I didn’t realize that the stdlib basically doesn’t have a tuned-up allocator optimized for single-threaded use until just now. Maybe one of the third-party allocators on zigistry will work for you?

1 Like

Adding another qualitative idea here: I really like that when I jump to definition on a piece of zig code, the implementations are so simple and easy to understand. I agree it’s normal for programming language stdlibs to try to offer extreme flexibility / compromise, but I wouldn’t jump to the conclusion this is good only because it’s typical.

I think there’s a case to be made that ArenaAllocator and e.g, ConcurrentArenaAllocator should be broken into two structs for this readability/discoverability argument. I can imagine myself as a zig learner reading these side by side and studying the differences.

10 Likes

One bitter lesson I’ve learned here is that, to a large degree, this is just a product of language age. I was able to say exactly that about Rust’s std around 1.0, but it is significantly harder to read today due to increased amount of optimization (esp specialization stuff) and language lawering (writing code in the form that passes miri).

The converse, positive lesson: if you want to educate yourself by reading source code, don’t read the current version, read the historical first public release, where the code works, but is still simple.

2 Likes

Yeah purpose built code is always going to be simpler to follow and understand as it can make the tradeoffs to support it. Std containers and code that has to work in many different settings do not have that leisure, and it’s more difficult to come up with a (good) solution. The current ArenaAllocator seems well engineered considering it still maintains the old performance characteristics.

FWIW back in my C++ days I’ve seen quite substantial differences between updating the refcount in a custom shared-pointer implementation when switching between atomic operations and regular increment/decrement.

This was easily 1..2 decades back though, maybe on modern CPUs it doesn’t matter anymore (yet at the same time, I would be careful about generalising across all modern CPUs).

(still though, making thread-safety for high-frequency operations the general case just feels wrong to me, it should be opt-in, or at the least allow to opt-out - since usually interactions between threads should be low-frequency and (IMHO!) thread-safety should be ensured by the caller)

2 Likes

The measurements I’ve taken were all taken on the same machine (my laptop) so I definitely see that point (and I really respect your opinion in general).

Still I think this whole discussion is a bit premature.

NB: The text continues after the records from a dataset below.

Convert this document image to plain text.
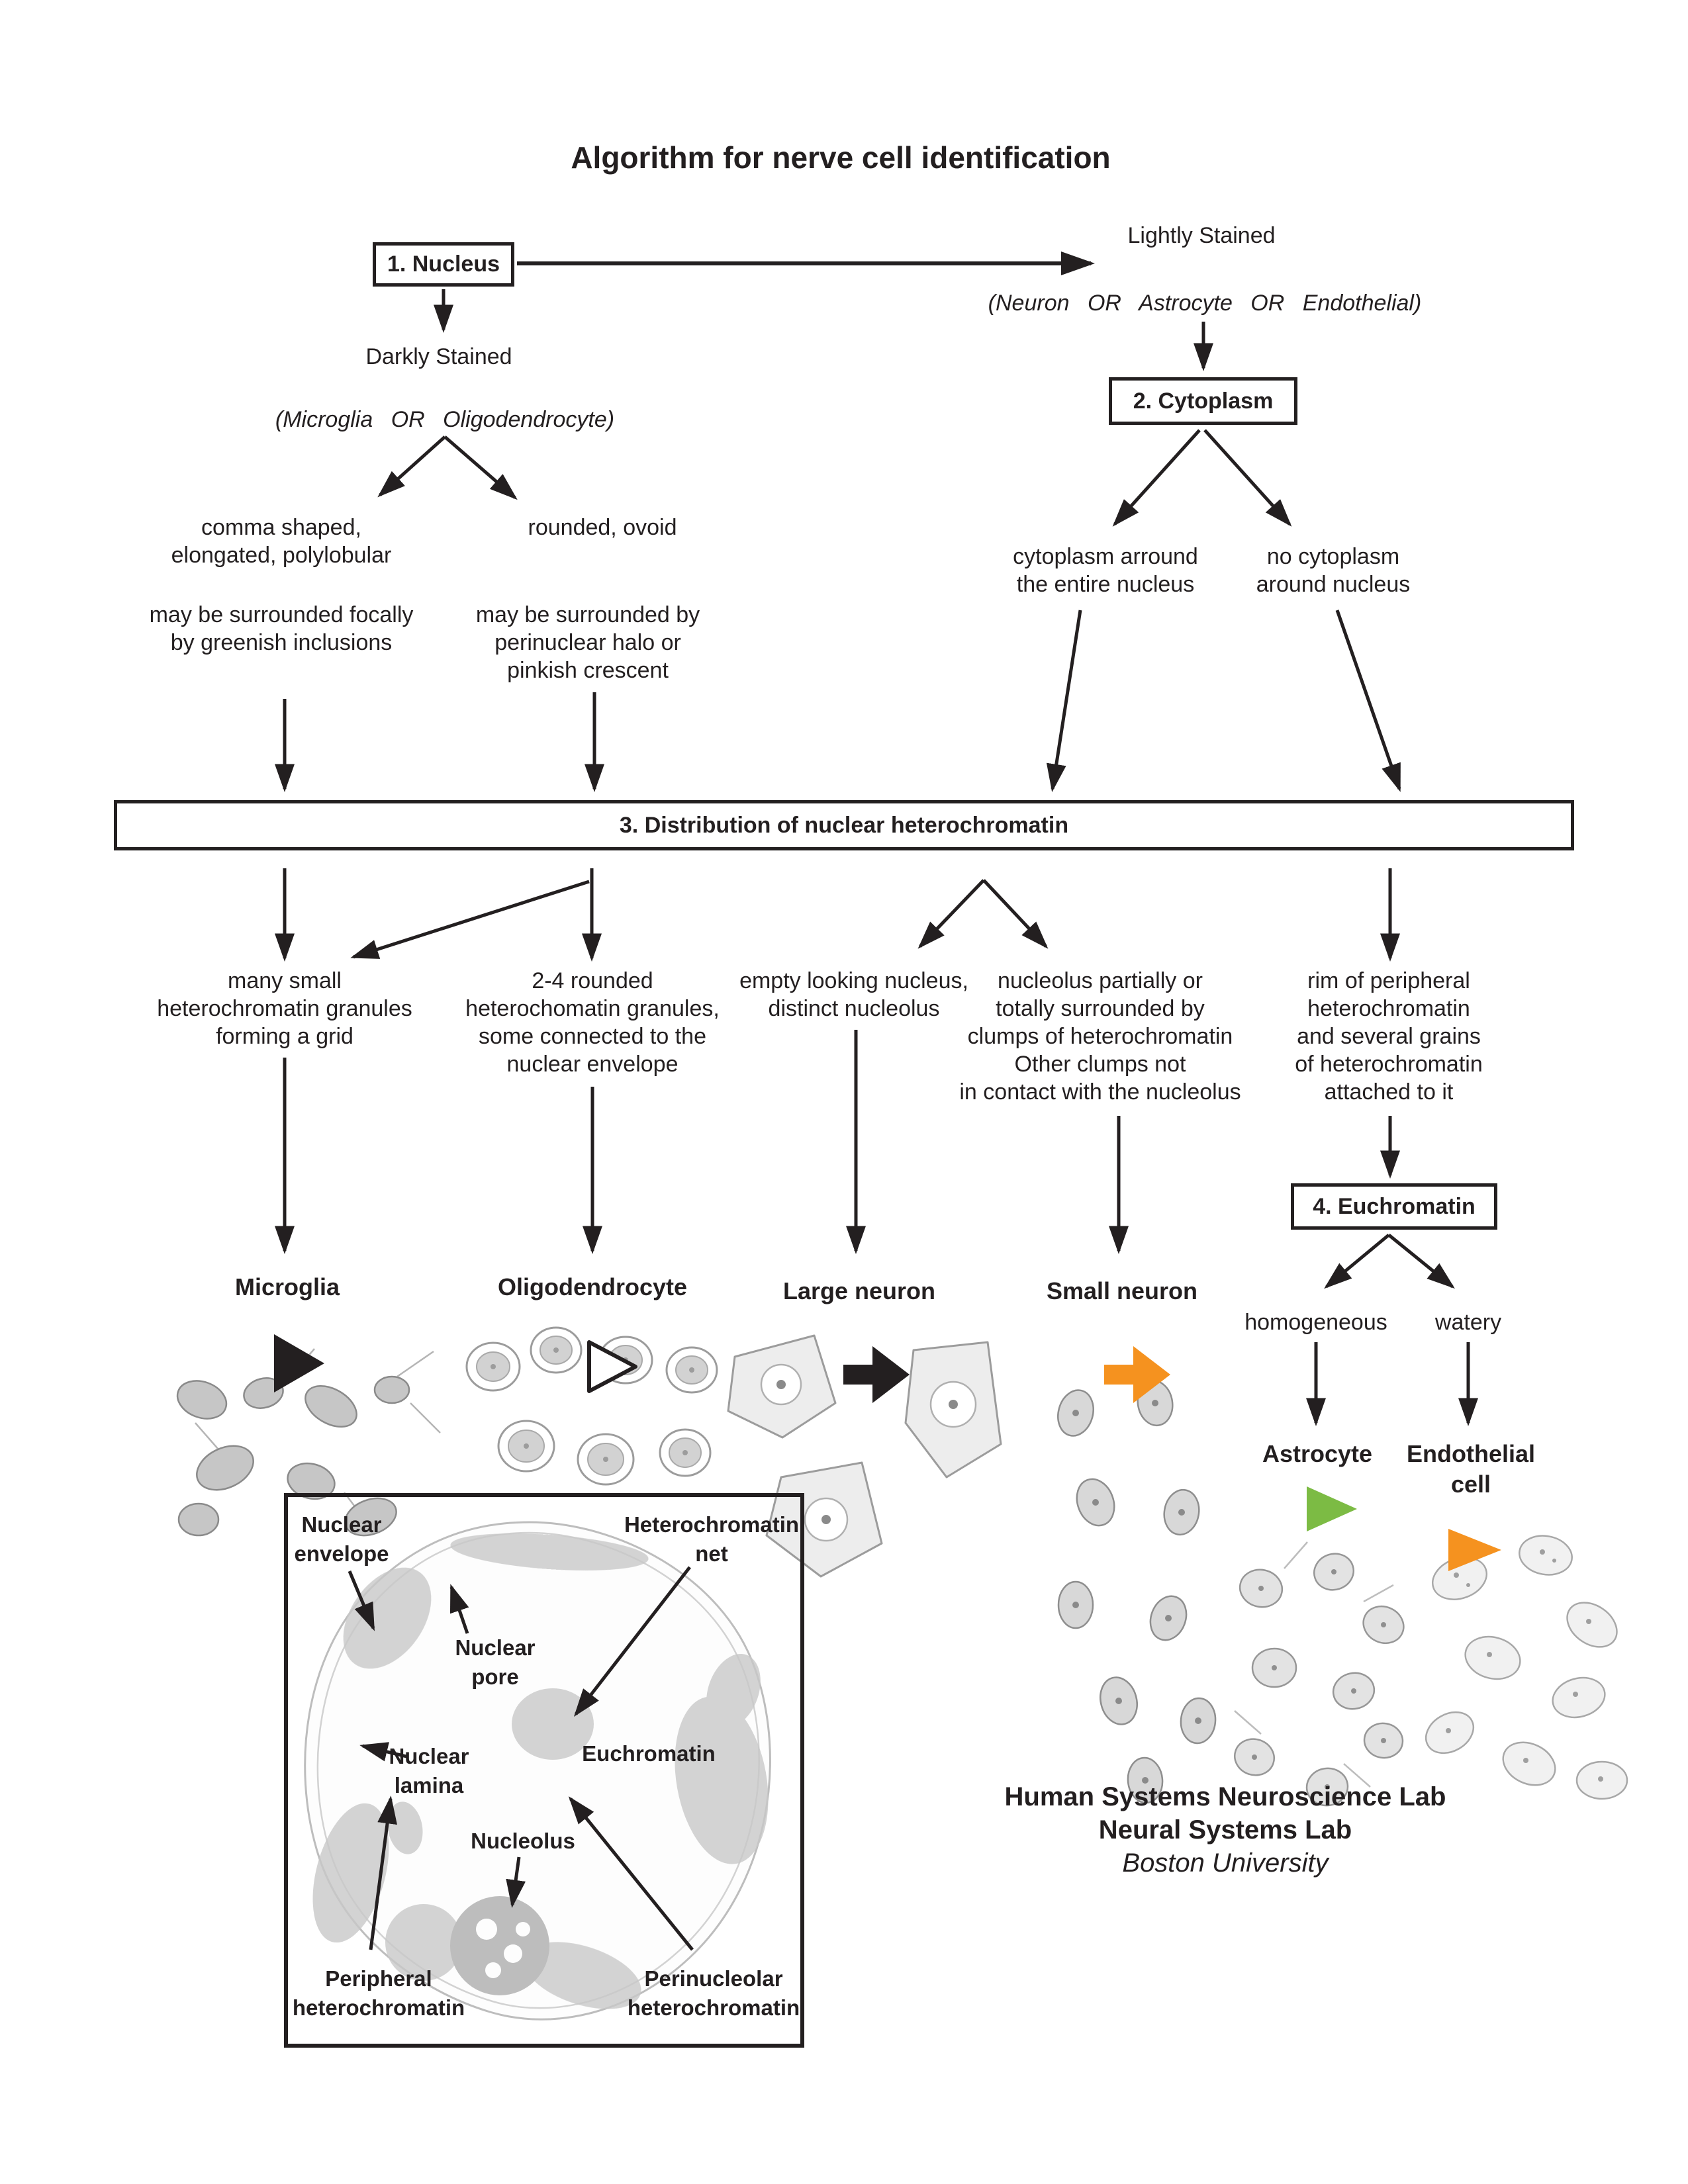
Algorithm for nerve cell identification
1. Nucleus
Lightly Stained
(Neuron OR Astrocyte OR Endothelial)
Darkly Stained
(Microglia OR Oligodendrocyte)
comma shaped,
elongated, polylobular
rounded, ovoid
may be surrounded focally
by greenish inclusions
may be surrounded by
perinuclear halo or
pinkish crescent
2. Cytoplasm
cytoplasm arround
the entire nucleus
no cytoplasm
around nucleus
3. Distribution of nuclear heterochromatin
many small
heterochromatin granules
forming a grid
2-4 rounded
heterochomatin granules,
some connected to the
nuclear envelope
empty looking nucleus,
distinct nucleolus
nucleolus partially or
totally surrounded by
clumps of heterochromatin
Other clumps not
in contact with the nucleolus
rim of peripheral
heterochromatin
and several grains
of heterochromatin
attached to it
Microglia	Oligodendrocyte	Large neuron	Small neuron
4. Euchromatin
homogeneous watery
Astrocyte Endothelial
cell
Nuclear
envelope
Heterochromatin
net
Nuclear
pore
Nuclear
lamina
Nucleolus
Euchromatin
Peripheral
heterochromatin
Perinucleolar
heterochromatin
Human Systems Neuroscience Lab
Neural Systems Lab
Boston University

It’s not like ā€˜thread-safety by default’ is something that comes with using the Zig language, it’s quite the opposite: if you think that a different implementation would be better for the code you’re working on and ideally have the measurements to back that up, the Allocator interface makes it very easy to just not use std.heap.ArenaAllocator in your code.

In terms of versatility, a single-threaded arena is a more specialized piece of code than a thread-safe one so I think that the latter is a better fit for for a standard library. And IMO with the arrival of std.process.Init it’s just very convenient for the ā€˜default’ init.arena to be thread-safe.

If it turns out that there are severe performance problems on some machines even with limited use, there’s still plenty of time until 1.0 to add the old implementation back, however I’d like to see actual measurements supporting that decision.

1 Like

I would expect the primary impact here to be not on the CPU side, but on the compiler side. Atomic operations generally inhibit optimizations around them. Eg:

var a: i32 = 0;
var b: i32 = 0;

export fn f() void {
    a += 1;
    b += 1;
    a += 1;
}

export fn g() void {
    a += 1;
    _ = @atomicRmw(i32, &b, .Add, 1, .acq_rel);
    a += 1;
}
f:
        push    rbp
        mov     rbp, rsp
        inc     dword ptr [rip + example.b]
        add     dword ptr [rip + example.a], 2
        pop     rbp
        ret

g:
        push    rbp
        mov     rbp, rsp
        inc     dword ptr [rip + example.a]
        lock            inc     dword ptr [rip + example.b]
        inc     dword ptr [rip + example.a]  // Second load/store round-trip
        pop     rbp
        ret

An atomic there prevents folding two increments into one, which, again, matters not in and of itself, but as a signal that compiler is loath to reason about memory state across atomics.

2 Likes

Very much agree with both major points, but I’d vote for the general name, ArenaAllocator, to be general-purpose (thread-safe), and another name, like NonthreadedArenaAllocator (or I’m sure there are better name options), would be given to the special simple case, for purely sequential use. Then, the less studious code writer will simply choose the basic name, ArenaAllocator, and, later, when parallelizing the code, will safely ignore details like this. (Or, alternately, when optimizing the code for a single thread/processor situation, will study the options, and find the NonthreadedArenaAllocator to be available.)

2 Likes

Not entirely. I’ve learned that when I want some insight into a libc function, I should read musl, because glib is going to be some monstrous beast of a macro-injected rat’s nest, which obscures more than it illuminates. But musl will give me the goods. The C language is the same age either way.

So culture matters too. Zig is designed around legibility, Rust is… not, and culturally favors it as well. So we have that going for us. It’s only mitigating, the general point that optimization tends to make code harder to understand is sound. But I also remember reading just-pre-1.0 Rust code from the standard library, and… we’re starting from a higher baseline of legibility IMHO.

Rust syntax does a lot. It has to, to be Rust, but it’s not easy to look at. Someone should do some blog posts comparing and contrasting the syntax of both languages, because I think there’s some wisdom there. I’d probably conclude that there’s a reason I find Zig easier to read, and it might even stay that way, who knows.

7 Likes

My take on this is that performance of std library functions is considered so critical and must be optimal in so many use cases, that readability becomes a lesser goal, especially over time.

For my app code, I find readability is more a function of whether I spend the time to make the code clear before moving on, rather than the language. It really helps to have a language like Zig that is clear and simple, but the main burden is still on me.

2 Likes